Three scenarios for our energy future: Statoil
Rapid change and recent developments in the energy landscape have introduced uncertainty. In its latest Energy Perspectives, Statoil shares 3 scenarios for our future...
The energy landscape is undergoing rapid change. While the global economy is projected to pick up pace in 2017, growth will be uneven. This, along with a sustained decline in upstream investments and changing demand patterns, brings uncertainty even as short-term supply adjustments bolster energy prices.

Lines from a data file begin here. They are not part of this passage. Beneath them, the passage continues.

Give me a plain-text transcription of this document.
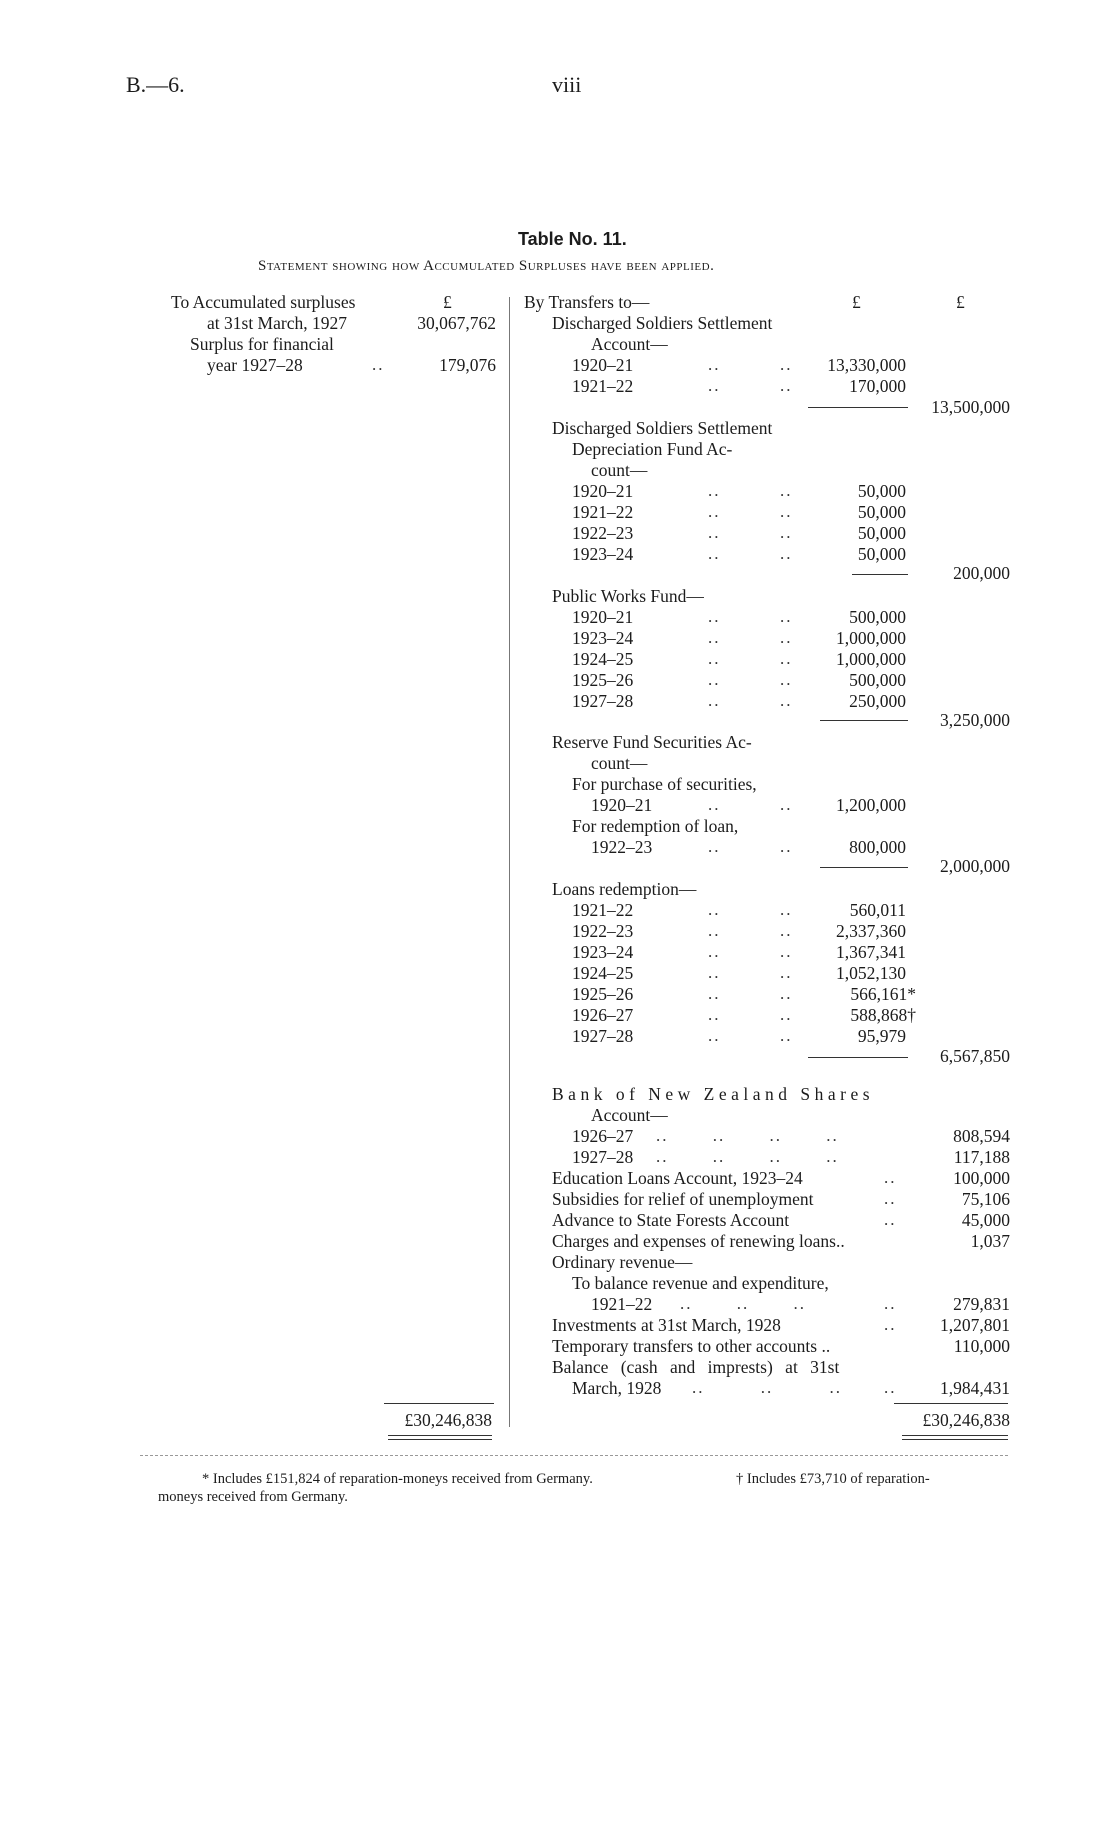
B.—6.	viii
Table No. 11.
Statement showing how Accumulated Surpluses have been applied.
To Accumulated surpluses	£
at 31st March, 1927	30,067,762
Surplus for financial
year 1927–28	..	179,076
£30,246,838
By Transfers to—	£	£
Discharged Soldiers Settlement
Account—
1920–21	..	..	13,330,000
1921–22	..	..	170,000
13,500,000
Discharged Soldiers Settlement
Depreciation Fund Ac-
count—
1920–21	..	..	50,000
1921–22	..	..	50,000
1922–23	..	..	50,000
1923–24	..	..	50,000
200,000
Public Works Fund—
1920–21	..	..	500,000
1923–24	..	..	1,000,000
1924–25	..	..	1,000,000
1925–26	..	..	500,000
1927–28	..	..	250,000
3,250,000
Reserve Fund Securities Ac-
count—
For purchase of securities,
1920–21	..	..	1,200,000
For redemption of loan,
1922–23	..	..	800,000
2,000,000
Loans redemption—
1921–22	..	..	560,011
1922–23	..	..	2,337,360
1923–24	..	..	1,367,341
1924–25	..	..	1,052,130
1925–26	..	..	566,161*
1926–27	..	..	588,868†
1927–28	..	..	95,979
6,567,850
Bank of New Zealand Shares
Account—
1926–27 .. .. .. ..	808,594
1927–28 .. .. .. ..	117,188
Education Loans Account, 1923–24	..	100,000
Subsidies for relief of unemployment	..	75,106
Advance to State Forests Account	..	45,000
Charges and expenses of renewing loans..	1,037
Ordinary revenue—
To balance revenue and expenditure,
1921–22 .. .. ..	..	279,831
Investments at 31st March, 1928	..	1,207,801
Temporary transfers to other accounts ..	110,000
Balance (cash and imprests) at 31st
March, 1928 .. .. .. ..	1,984,431
£30,246,838
* Includes £151,824 of reparation-moneys received from Germany.
moneys received from Germany.
† Includes £73,710 of reparation-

Growth in the LNG sector is enabling a more globally integrated gas market, although concerns over supply and demand balances linger. The adoption of renewable and grid storage technologies continues to gain momentum as technology improves, prompting reviews in power markets and grid investments. However, geopolitical developments and possible shifts towards inward-looking policies could dilute international climate change efforts to build a sustainable energy future.
Developments thus far this year indicate that a long term sustainable energy future is by no means a given, said Eirik Wærness, senior strategist and chief economist at Statoil. Possible future outcomes for global energy demand and fuel mix therefore vary significantly, depending on many interacting and very uncertain factors.

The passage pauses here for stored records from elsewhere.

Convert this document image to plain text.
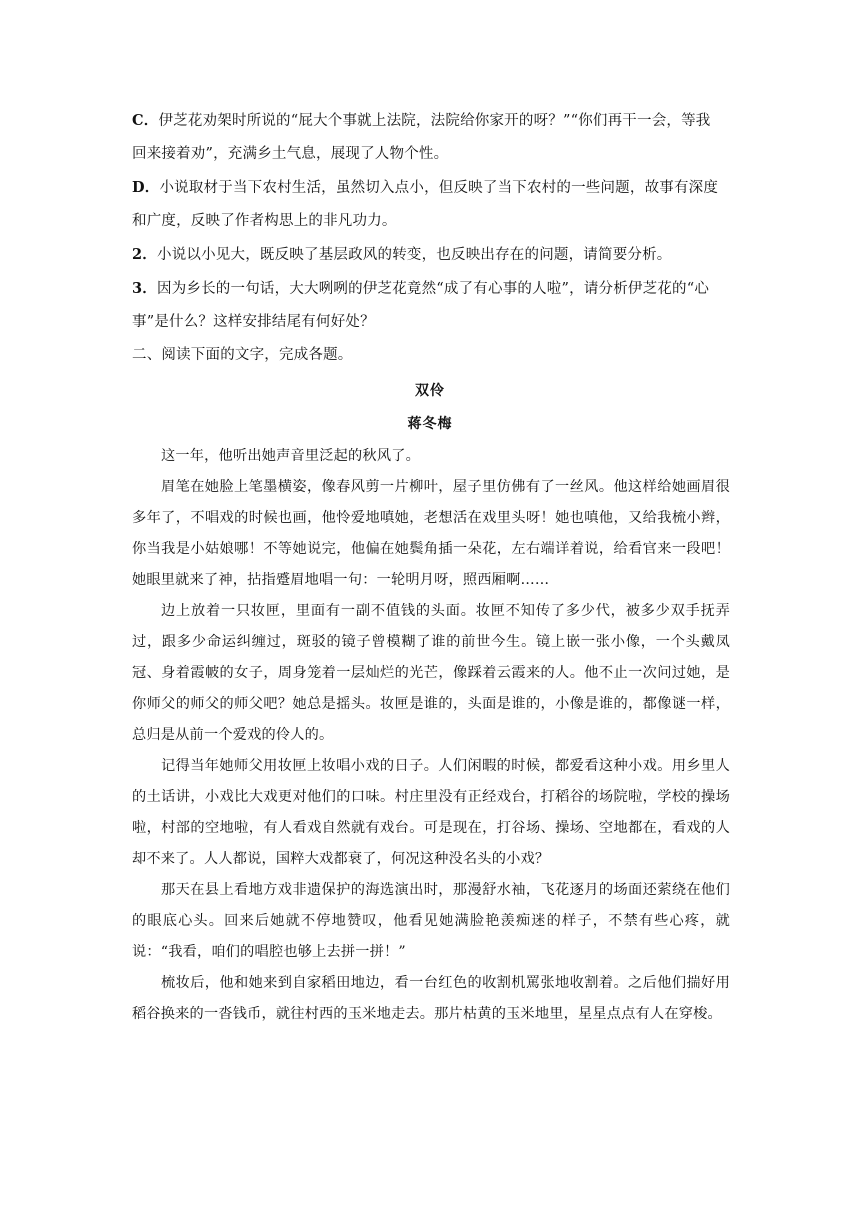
C．伊芝花劝架时所说的“屁大个事就上法院，法院给你家开的呀？”“你们再干一会，等我
回来接着劝”，充满乡土气息，展现了人物个性。
D．小说取材于当下农村生活，虽然切入点小，但反映了当下农村的一些问题，故事有深度
和广度，反映了作者构思上的非凡功力。
2．小说以小见大，既反映了基层政风的转变，也反映出存在的问题，请简要分析。
3．因为乡长的一句话，大大咧咧的伊芝花竟然“成了有心事的人啦”，请分析伊芝花的“心
事”是什么？这样安排结尾有何好处？
二、阅读下面的文字，完成各题。
双伶
蒋冬梅

这一年，他听出她声音里泛起的秋风了。

眉笔在她脸上笔墨横姿，像春风剪一片柳叶，屋子里仿佛有了一丝风。他这样给她画眉很多年了，不唱戏的时候也画，他怜爱地嗔她，老想活在戏里头呀！她也嗔他，又给我梳小辫，你当我是小姑娘哪！不等她说完，他偏在她鬓角插一朵花，左右端详着说，给看官来一段吧！她眼里就来了神，拈指蹙眉地唱一句：一轮明月呀，照西厢啊……

边上放着一只妆匣，里面有一副不值钱的头面。妆匣不知传了多少代，被多少双手抚弄过，跟多少命运纠缠过，斑驳的镜子曾模糊了谁的前世今生。镜上嵌一张小像，一个头戴凤冠、身着霞帔的女子，周身笼着一层灿烂的光芒，像踩着云霞来的人。他不止一次问过她，是你师父的师父的师父吧？她总是摇头。妆匣是谁的，头面是谁的，小像是谁的，都像谜一样，总归是从前一个爱戏的伶人的。

记得当年她师父用妆匣上妆唱小戏的日子。人们闲暇的时候，都爱看这种小戏。用乡里人的土话讲，小戏比大戏更对他们的口味。村庄里没有正经戏台，打稻谷的场院啦，学校的操场啦，村部的空地啦，有人看戏自然就有戏台。可是现在，打谷场、操场、空地都在，看戏的人却不来了。人人都说，国粹大戏都衰了，何况这种没名头的小戏？

那天在县上看地方戏非遗保护的海选演出时，那漫舒水袖，飞花逐月的场面还萦绕在他们的眼底心头。回来后她就不停地赞叹，他看见她满脸艳羡痴迷的样子，不禁有些心疼，就说：“我看，咱们的唱腔也够上去拼一拼！”

梳妆后，他和她来到自家稻田地边，看一台红色的收割机罵张地收割着。之后他们揣好用稻谷换来的一沓钱币，就往村西的玉米地走去。那片枯黄的玉米地里，星星点点有人在穿梭。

Statoil’s latest Energy Perspectives therefore presents three different scenarios of the energy future based on different assumptions about regional and global economic growth, technological developments, market behaviour, conflict levels and implications, and energy and climate policies.
“Reform” follows current macroeconomic and energy market trends and from the Nationally Determined Contributions (NDCs) in the Paris agreement, with a gradually less prevalent role for market-correcting policies as market-based solutions drive and deliver energy efficient and low-carbon technologies.
“Renewal” projects a technically possible, but very challenging pathway to energy-related CO2 emissions consistent with the 2° target for global warming. It includes rapid and coordinated policy changes, accelerated energy efficiency improvements, and large changes in the global energy mix driven by revolutionary development in electricity generation and parts of the transport sector.
“Rivalry” takes into account mounting uncertainty in conventional politics and policy making, populism, protectionism and geopolitical conflict, and where focus on security of supply and other priorities overshadow global climate targets.